An attempt to involve family doctors in reducing long waiting times for women with a distressing gynae- cological problem has failed after GPs said that they were not prepared to take on additional unpaid work.
In an email to GPs last week, Cork University Maternity Hospital (CUMH), said due to “long waiting lists for patients with prolapse [prolapsed womb], we are looking at moving towards the HSE model of integrated care” — with both hospital and GPs playing a part.
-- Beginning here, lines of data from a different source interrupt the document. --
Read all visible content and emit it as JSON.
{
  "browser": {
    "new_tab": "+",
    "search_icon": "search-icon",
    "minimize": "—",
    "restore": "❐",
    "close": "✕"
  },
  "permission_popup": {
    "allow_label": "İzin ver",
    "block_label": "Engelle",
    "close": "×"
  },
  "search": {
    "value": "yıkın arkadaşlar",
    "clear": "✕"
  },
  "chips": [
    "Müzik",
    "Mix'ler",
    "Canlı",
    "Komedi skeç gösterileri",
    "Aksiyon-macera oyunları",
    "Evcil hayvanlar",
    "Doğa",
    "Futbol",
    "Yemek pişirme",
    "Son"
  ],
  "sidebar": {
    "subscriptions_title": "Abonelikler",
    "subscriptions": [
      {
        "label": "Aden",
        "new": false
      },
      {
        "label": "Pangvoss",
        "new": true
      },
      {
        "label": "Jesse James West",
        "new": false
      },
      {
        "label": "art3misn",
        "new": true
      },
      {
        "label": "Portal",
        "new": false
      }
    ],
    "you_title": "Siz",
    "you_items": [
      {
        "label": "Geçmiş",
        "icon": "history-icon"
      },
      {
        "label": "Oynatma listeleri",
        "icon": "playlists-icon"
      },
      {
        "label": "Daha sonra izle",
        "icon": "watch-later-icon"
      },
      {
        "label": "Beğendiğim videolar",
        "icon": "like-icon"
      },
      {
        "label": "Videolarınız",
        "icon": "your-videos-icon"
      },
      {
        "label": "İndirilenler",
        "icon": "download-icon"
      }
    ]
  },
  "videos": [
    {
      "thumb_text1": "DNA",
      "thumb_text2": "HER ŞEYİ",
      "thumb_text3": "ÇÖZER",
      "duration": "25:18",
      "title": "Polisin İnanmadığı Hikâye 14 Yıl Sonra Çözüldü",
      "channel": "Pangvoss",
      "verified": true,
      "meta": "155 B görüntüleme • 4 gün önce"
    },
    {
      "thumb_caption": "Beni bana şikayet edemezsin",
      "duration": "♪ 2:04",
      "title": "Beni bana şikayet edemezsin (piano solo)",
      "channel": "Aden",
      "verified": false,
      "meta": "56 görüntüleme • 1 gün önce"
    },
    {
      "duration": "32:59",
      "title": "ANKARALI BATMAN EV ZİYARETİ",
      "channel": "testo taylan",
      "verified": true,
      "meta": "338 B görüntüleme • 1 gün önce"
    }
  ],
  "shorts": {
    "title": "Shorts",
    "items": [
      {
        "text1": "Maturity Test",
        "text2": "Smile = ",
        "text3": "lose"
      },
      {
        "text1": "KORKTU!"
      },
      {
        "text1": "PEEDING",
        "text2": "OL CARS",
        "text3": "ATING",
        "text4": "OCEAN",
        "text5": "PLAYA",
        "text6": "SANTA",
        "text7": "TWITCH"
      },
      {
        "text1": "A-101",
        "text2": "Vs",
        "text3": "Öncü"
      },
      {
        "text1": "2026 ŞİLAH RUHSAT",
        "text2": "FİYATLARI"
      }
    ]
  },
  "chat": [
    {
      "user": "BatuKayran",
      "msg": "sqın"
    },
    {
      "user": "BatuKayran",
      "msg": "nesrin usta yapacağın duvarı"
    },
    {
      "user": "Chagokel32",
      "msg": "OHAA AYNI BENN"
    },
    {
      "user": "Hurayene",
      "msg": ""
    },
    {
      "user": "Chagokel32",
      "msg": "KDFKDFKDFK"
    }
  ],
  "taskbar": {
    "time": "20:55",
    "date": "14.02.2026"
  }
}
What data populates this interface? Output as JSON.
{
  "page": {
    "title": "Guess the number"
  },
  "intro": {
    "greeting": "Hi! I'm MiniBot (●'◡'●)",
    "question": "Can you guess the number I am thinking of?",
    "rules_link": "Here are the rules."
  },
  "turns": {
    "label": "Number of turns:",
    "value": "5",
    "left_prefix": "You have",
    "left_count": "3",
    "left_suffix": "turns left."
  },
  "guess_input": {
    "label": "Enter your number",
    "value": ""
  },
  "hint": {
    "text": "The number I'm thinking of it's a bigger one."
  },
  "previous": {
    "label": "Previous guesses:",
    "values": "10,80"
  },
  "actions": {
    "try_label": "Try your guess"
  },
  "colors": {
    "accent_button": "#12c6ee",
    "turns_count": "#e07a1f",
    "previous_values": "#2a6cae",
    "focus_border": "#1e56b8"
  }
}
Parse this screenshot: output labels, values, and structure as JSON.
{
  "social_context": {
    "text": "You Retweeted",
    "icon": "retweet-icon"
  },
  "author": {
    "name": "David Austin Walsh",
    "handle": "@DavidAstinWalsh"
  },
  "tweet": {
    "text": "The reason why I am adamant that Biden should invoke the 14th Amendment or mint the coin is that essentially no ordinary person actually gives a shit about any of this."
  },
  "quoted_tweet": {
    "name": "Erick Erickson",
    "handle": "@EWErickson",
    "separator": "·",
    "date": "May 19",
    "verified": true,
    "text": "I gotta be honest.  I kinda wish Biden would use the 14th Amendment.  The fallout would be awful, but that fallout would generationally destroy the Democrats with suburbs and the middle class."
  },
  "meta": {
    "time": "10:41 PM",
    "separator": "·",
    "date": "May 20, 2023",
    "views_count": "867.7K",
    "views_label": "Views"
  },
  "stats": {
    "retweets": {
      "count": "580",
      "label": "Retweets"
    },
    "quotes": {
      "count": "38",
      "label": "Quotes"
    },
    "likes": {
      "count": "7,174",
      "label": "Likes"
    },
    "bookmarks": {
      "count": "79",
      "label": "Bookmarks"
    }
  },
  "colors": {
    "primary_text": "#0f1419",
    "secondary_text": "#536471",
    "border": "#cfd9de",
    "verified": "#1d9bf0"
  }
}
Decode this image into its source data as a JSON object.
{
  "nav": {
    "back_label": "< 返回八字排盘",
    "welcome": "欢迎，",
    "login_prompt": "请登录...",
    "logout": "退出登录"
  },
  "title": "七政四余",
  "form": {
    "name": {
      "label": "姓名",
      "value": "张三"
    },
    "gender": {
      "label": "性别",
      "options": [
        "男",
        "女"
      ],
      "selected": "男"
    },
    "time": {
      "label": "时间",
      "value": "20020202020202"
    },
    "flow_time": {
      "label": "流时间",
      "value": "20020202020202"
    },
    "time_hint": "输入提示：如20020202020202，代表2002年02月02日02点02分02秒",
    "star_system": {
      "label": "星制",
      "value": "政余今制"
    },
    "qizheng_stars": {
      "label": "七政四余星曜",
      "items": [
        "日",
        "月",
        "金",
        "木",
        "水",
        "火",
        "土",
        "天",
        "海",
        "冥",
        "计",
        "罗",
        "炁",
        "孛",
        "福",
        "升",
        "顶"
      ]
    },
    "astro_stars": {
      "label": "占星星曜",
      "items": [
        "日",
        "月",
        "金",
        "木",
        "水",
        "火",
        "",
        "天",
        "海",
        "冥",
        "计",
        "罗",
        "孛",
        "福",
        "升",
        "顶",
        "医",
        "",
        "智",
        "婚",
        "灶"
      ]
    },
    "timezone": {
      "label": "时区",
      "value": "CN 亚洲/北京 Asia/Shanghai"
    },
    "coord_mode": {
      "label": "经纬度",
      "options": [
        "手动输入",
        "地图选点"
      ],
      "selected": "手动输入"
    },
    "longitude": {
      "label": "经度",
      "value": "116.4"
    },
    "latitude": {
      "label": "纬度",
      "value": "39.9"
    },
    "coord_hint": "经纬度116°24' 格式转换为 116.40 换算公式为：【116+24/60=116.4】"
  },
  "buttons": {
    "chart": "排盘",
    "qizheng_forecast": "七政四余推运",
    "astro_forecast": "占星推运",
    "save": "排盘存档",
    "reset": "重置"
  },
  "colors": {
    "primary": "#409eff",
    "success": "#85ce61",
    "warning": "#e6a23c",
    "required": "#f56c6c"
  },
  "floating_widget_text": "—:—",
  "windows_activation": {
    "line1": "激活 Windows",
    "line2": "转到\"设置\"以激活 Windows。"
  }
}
It would involve GPs fitting a pessary, a device to shore up a prolapsed womb. To train for this role, CUMH invited GPs to attend a masterclass in pessary fitting — at a cost of €200 per person, made payable to the Cork University Foundation, to fund research.
The email explained that the initiative was against a backdrop of an almost year- long wait for new patients on the pessary waiting-list.
Women with prolapse can suffer from a range of distressing problems, including urinary continence. In extreme cases, the entire uterus is outside the vagina.
GP Mary Favier, from Cork City, said GPs were “absolutely incensed” by the proposal, as they had already been “FEMPI-ed to within an inch of our lives” and yet were being charged by their hospital colleagues to assist in reducing their workload.
She said GPs attending the masterclass would have to hire locums for the day at a cost of approximately €250 and with four GPs in her practice, the cost was heading north of €2,000.
The Irish College of General Practitioners sent a stinging response to CUMH saying the proposal was “doubtless well intentioned” but that GPs “are currently not resourced or remunerated to provide a pessary fitting service”.
“Additionally pessaries are not covered by GMS prescription nor are they supplied by the HSE,” the ICGP wrote. “If your clinic received zero funding from the HSE and you required all patients to bring their own pessary, I wonder how sustainable this would be?”
The response from Barry O’Reilly, clinical professor of obstetrics and gynaecology, head of urogynaecology, CUMH, was to apologise immediately, while continuing to offer the masterclass, but without charge.
“It is obvious that we have failed to appreciate the enormous burden of work that you already perform in primary care,” said Prof O’Reilly. “Whilst our intentions were entirely honourable we acknowledge our misjudgement.”
CUMH was in the headlines last year for what Health Minister Simon Harris said were unacceptably high waiting times for women with gynaecological problems. Additional resources have been provided and progress has been made, with the number waiting 12 months or more down from 1,881 last April to 1,147 as of the end of November.
The overall number on the outpatient list was 3,874 on November 30 last.